Don’t, for example, try to cram a foreground item in front of an extreme closeup.  That closeup is already the foreground, and likely blocks out everything behind.  Once there is another layer between that closeup and the reader, it’s no longer an extreme closeup.

It took me longer to find a panel with a good example of an appendage being used as the foreground from Erik Larsen’s work than I thought it would.  He sneaks a lot of those foreground elements in without drawing attention to them.  Watch always for hands sticking out of corners or edges of the panel, for example:

Savage Dragon #179 hand in the foreground

(Of course I picked a panel that included Freak Force characters.)

Note the way that hand in the lower right corner has to just overlap Barbaric to stand out.  Without that overlap, you couldn’t tell if it was laying next to him or being held up in front of him. (The fact that the arm is so large helps, but in a world filled with mutated freaks, characters can be just about any size so you can’t rely on that.)  I could also argue that a little more overlap would have helped here.

 

Go Forth and See It Everywhere

Or worse, you’ll be amazed at how often you don’t see it, and how flat those panels now look, like the artist’s “camera” started off too close to its subject.  When I started to flip through some comics to pull some images out for this article, everything felt so flat to me.  It’s amazing how many artists don’t use this simple trick.

It’s not always necessary (see above), but it’s something I think could be used more to great effect.  Even if it’s only a silhouette, that foreground element can add a lot of dimensionality to your image.

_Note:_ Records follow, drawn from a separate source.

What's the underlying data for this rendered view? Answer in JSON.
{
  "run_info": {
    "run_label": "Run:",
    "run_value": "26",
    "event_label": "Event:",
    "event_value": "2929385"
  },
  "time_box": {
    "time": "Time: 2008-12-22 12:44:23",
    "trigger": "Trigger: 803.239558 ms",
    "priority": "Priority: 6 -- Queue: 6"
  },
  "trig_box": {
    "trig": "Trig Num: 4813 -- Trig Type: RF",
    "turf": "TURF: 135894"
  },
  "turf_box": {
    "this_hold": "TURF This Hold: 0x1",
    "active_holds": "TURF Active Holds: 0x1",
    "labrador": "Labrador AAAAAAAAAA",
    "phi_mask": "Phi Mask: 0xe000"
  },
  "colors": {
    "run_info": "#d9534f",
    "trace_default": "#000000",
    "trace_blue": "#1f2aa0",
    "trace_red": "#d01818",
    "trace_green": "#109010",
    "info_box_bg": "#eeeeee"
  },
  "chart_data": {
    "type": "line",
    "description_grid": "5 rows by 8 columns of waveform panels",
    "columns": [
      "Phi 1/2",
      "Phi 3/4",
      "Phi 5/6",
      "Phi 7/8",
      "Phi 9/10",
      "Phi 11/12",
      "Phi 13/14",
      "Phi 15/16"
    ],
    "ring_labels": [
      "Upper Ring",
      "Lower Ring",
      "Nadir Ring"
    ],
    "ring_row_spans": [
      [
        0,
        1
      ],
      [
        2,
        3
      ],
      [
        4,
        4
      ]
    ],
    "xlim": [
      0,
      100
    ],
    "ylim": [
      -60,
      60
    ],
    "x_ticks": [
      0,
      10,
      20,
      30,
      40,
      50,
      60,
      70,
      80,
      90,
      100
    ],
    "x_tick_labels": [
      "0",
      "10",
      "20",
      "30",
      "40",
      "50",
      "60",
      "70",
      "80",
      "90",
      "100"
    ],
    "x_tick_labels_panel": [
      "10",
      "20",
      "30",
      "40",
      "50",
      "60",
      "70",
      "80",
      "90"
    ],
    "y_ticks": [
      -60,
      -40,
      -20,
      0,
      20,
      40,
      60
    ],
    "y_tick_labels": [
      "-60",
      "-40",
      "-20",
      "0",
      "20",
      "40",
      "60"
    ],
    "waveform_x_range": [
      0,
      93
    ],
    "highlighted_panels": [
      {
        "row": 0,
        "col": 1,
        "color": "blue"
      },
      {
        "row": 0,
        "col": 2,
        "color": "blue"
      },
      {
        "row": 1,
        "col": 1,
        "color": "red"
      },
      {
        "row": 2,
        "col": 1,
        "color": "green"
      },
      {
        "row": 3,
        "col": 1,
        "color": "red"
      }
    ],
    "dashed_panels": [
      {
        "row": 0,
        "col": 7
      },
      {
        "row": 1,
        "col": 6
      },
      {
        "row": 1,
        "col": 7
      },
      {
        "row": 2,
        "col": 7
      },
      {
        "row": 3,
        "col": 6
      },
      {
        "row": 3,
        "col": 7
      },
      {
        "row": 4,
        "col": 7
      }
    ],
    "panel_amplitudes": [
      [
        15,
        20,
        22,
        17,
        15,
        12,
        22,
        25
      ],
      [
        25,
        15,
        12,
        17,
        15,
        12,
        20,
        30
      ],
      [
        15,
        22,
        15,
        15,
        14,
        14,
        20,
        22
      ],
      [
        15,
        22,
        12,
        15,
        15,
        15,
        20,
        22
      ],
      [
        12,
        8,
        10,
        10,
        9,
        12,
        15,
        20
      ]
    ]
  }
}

Or, it might just be one of those things that you’ll see constantly now that you know it exists.

Watch:

Darwin Cooke Spirit Foreground example

Darwin Cooke and J. Bone, from “The Spirit” #10.

Symmetry #1 Foreground Example from Raff Ienco

Raff Ienco, “Symmetry” #1 (Bonus points for putting that third characters in the middle ground to help further separate the two characters having a conversation.)

Lazarus Foreground Example my Michael Lark and Tyler Boss

Michael Lark and Tyler Boss, “Lazarus” #23.

I Hate Fairyland foreground by Scottie Young

Skottie Young, “I Hate Fairyland” #7

All of these panels have foregrounds, middle grounds, and backgrounds.  It’s like looking into a box and seeing things in three dimensions.  The scene sits just behind the plane of the page and welcomes you in.

Deploying this technique at the right times can add more depth and dimension to an artist’s work for very little extra work, a lot of the time. It’s great for establishing shots and medium shots

Now, they’re all you’ll notice in your new comics today.